Stanley Falkow Studied—and Defended—the Bacteria That Inhabit Us
Stanford professor discovered how genetic material could jump from one type of microbe to another and warned against antibiotics in animal feed
At age 11, Stanley Falkow found his destiny in a public library.
A 1926 book called “Microbe Hunters” by Paul de Kruif, with tales of Louis Pasteur and other scientific heroes, led him to a career in microbiology at Stanford University and other institutions. Dr. Falkow became an authority on the intimate relationship between people and the bacteria inhabiting their bodies. He discovered how bits of genetic material could leap from one type of bacteria to another, spreading new traits, including the ability to resist antibiotics.
Starting in the 1970s, he warned that the use of antibiotics in animal feeds could spur resistance to medications and damage human health.
While others fretted about the dangers of bacteria, he pointed to their benefits, such as bolstering defenses against disease. Eradicating a microbe might cure one ailment while opening the way for another, he said. He entitled one of his articles: “I never met a microbe I didn’t like.”
To assume his place in the global academic community, he had to overcome anxieties and panic attacks that made travel difficult and public speaking an ordeal. He became a fixture at conferences, won a National Medal of Science and was elected to Britain’s Royal Society, an academy of elite scientists.
Dr. Falkow died May 5 of complications from myelodysplastic syndrome at his home in Portola Valley, Calif. He was 84.
“There’s been this tendency to equate microbes with something that’s dirty and dangerous,” he said in a 2009 interview with USA Today. “It simply isn’t true.” He saw them as a key to understanding evolution, human health and possible medical treatments. “If you’re a bacteriologist like me, you view people as a platform for carrying bacteria around.”
Early in his career, Dr. Falkow’s anxieties confined him mostly to his home and lab. He found psychoanalysis unhelpful. Finally he forced himself to begin traveling when he realized that his work required collaboration with faraway colleagues. A 1968 trip to London for a symposium was a breakthrough.

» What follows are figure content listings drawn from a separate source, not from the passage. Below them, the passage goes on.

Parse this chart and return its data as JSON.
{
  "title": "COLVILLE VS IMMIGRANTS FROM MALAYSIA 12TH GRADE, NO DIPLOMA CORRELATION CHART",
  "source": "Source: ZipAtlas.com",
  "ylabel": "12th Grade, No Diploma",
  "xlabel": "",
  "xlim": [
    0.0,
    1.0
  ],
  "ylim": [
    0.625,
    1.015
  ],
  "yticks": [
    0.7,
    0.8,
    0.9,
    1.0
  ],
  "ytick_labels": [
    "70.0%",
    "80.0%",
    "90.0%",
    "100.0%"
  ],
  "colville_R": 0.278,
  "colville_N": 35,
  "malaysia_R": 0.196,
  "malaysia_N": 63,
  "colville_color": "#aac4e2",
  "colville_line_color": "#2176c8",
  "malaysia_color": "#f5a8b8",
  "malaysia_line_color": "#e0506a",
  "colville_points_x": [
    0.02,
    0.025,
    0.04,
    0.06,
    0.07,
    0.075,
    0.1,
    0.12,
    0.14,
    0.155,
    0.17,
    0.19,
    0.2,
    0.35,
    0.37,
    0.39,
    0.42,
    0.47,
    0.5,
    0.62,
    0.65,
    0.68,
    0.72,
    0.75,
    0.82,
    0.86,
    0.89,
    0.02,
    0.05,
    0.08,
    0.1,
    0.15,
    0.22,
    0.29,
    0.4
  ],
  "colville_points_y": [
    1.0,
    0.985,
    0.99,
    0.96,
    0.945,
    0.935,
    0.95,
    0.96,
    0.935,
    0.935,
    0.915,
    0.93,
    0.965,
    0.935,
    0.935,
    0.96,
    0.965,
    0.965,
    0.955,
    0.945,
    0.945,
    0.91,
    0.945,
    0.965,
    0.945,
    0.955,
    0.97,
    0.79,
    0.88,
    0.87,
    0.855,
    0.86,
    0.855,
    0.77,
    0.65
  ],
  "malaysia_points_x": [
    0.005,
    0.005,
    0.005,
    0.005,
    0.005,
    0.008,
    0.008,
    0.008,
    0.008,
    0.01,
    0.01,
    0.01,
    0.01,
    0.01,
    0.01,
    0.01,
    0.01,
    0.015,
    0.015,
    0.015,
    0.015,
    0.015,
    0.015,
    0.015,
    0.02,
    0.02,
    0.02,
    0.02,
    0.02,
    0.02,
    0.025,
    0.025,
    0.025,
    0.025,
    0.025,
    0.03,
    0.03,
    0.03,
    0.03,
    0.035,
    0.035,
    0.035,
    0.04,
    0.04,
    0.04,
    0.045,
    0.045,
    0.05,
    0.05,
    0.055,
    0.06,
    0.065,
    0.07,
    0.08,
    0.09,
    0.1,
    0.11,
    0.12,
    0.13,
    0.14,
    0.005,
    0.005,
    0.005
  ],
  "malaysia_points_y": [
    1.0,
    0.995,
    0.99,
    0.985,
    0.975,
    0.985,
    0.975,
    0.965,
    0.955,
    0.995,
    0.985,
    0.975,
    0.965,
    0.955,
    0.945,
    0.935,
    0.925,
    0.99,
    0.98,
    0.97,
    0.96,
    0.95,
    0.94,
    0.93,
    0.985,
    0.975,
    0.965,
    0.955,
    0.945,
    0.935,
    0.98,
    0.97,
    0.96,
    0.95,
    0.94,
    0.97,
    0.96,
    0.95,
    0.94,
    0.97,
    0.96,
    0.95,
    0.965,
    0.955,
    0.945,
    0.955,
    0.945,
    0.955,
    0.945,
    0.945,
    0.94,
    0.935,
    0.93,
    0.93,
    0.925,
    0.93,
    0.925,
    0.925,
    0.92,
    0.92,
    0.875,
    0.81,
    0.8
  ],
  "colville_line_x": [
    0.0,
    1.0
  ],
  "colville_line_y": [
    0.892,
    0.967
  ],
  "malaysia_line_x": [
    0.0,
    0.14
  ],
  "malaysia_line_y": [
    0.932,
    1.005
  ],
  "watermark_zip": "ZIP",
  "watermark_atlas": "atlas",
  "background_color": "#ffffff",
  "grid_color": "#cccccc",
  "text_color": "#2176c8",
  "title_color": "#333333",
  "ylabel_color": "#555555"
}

Until then, “I had been living my life both scientifically and personally in a kind of cocoon, always half afraid and ready at a moment’s notice to run,” he wrote later.

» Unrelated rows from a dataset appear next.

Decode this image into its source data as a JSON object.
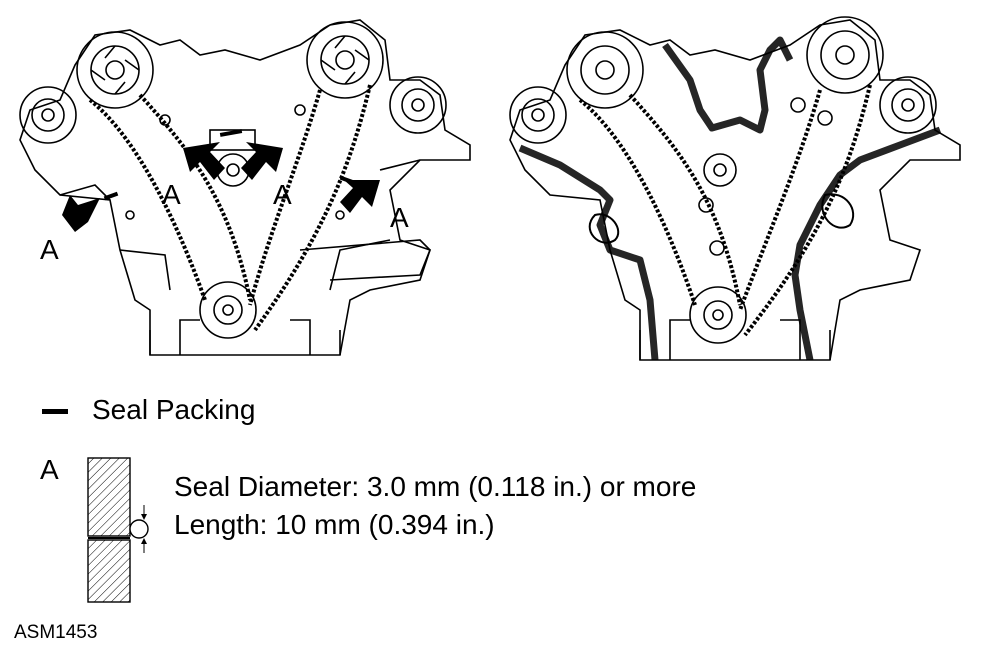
{
  "diagram": {
    "callout_letter": "A",
    "legend": {
      "seal_packing_label": "Seal Packing",
      "detail_letter": "A",
      "seal_diameter_text": "Seal Diameter: 3.0 mm (0.118 in.) or more",
      "length_text": "Length: 10 mm (0.394 in.)"
    },
    "figure_code": "ASM1453"
  }
}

He overcame his fear of public speaking by learning a trick: If he opened with a self-deprecating quip that made the audience laugh, he could relax.
He was born Jan. 24, 1934, in Albany, N.Y. His father, who was born in Kiev, was a shoe salesman, and his mother ran a shop selling corsets. “My first language was Yiddish,” he wrote in a memoir.

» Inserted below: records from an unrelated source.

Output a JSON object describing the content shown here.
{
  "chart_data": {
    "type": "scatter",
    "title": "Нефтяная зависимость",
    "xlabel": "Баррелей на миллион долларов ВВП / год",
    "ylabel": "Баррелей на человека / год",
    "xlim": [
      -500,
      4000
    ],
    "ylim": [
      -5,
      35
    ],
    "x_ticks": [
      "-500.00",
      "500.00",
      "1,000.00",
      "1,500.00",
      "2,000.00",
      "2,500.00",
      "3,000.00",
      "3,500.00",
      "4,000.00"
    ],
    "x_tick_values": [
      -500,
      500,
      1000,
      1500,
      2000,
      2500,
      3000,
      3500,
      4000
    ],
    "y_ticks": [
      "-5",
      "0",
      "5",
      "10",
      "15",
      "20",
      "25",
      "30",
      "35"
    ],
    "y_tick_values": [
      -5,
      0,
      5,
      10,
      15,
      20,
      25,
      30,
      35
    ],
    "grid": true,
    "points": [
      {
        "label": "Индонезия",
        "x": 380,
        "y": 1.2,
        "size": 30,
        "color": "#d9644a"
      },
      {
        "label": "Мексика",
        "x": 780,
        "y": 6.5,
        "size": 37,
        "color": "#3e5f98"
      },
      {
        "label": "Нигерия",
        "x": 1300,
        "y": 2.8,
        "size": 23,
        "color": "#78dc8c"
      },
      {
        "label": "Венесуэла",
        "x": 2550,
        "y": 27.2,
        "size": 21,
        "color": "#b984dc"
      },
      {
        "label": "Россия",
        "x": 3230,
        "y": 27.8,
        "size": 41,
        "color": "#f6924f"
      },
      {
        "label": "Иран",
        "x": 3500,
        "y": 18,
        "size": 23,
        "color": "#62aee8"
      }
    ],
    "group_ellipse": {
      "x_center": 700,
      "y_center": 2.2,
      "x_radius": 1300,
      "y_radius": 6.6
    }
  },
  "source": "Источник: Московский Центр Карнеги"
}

When he was about 9, the family moved to Newport, R.I. In school, he struggled with math and was only average in chemistry and biology. An English teacher told him, “If you stop being such a wise guy and listen, you just might make something of yourself.”
He earned an undergraduate degree at the University of Maine. During a summer vacation, he worked in a hospital lab, helping a bacteriologist identify infections. After he completed his undergraduate degree, panic attacks forced him to drop out of graduate school at the University of Michigan. The hospital lab hired him again, and he did research and wrote papers on his own. That work landed him a spot at Brown University, where he studied the genetics of bacteria and earned his doctoral degree.
Dr. Falkow taught and researched at Georgetown University and the University of Washington before joining the Stanford faculty in 1981. He spent summers at the Rocky Mountain Laboratories in Hamilton, Mont., where he found a love of fly fishing in the Bitterroot River. Around age 70, he trained as a pilot and bought a Cessna single-engine propeller plane.
He was realistic about the many awards he received. “As you get older and are asked to be a keynote speaker or get an award of some kind, you also realize you are being given credit for things you never did and for attributes you never possessed,” he wrote.
He was long considered a candidate for a Nobel Prize, but that honor eluded him—much to his relief, according to his wife, Lucy Tompkins, a professor of medicine and microbiology at Stanford. He didn’t want the stress that would come with a Nobel and didn’t want to be put on a pedestal, she said.
Along with his wife, his survivors include a sister, two daughters from a previous marriage, a stepson, two grandchildren and two step-grandchildren.
He was also survived by his microbes. “They always have the last laugh,” he wrote in a 2008 article. “They are generally the first living things we encounter after birth and, when we die, they are the last living cells on our bodies. Then, they devour us.”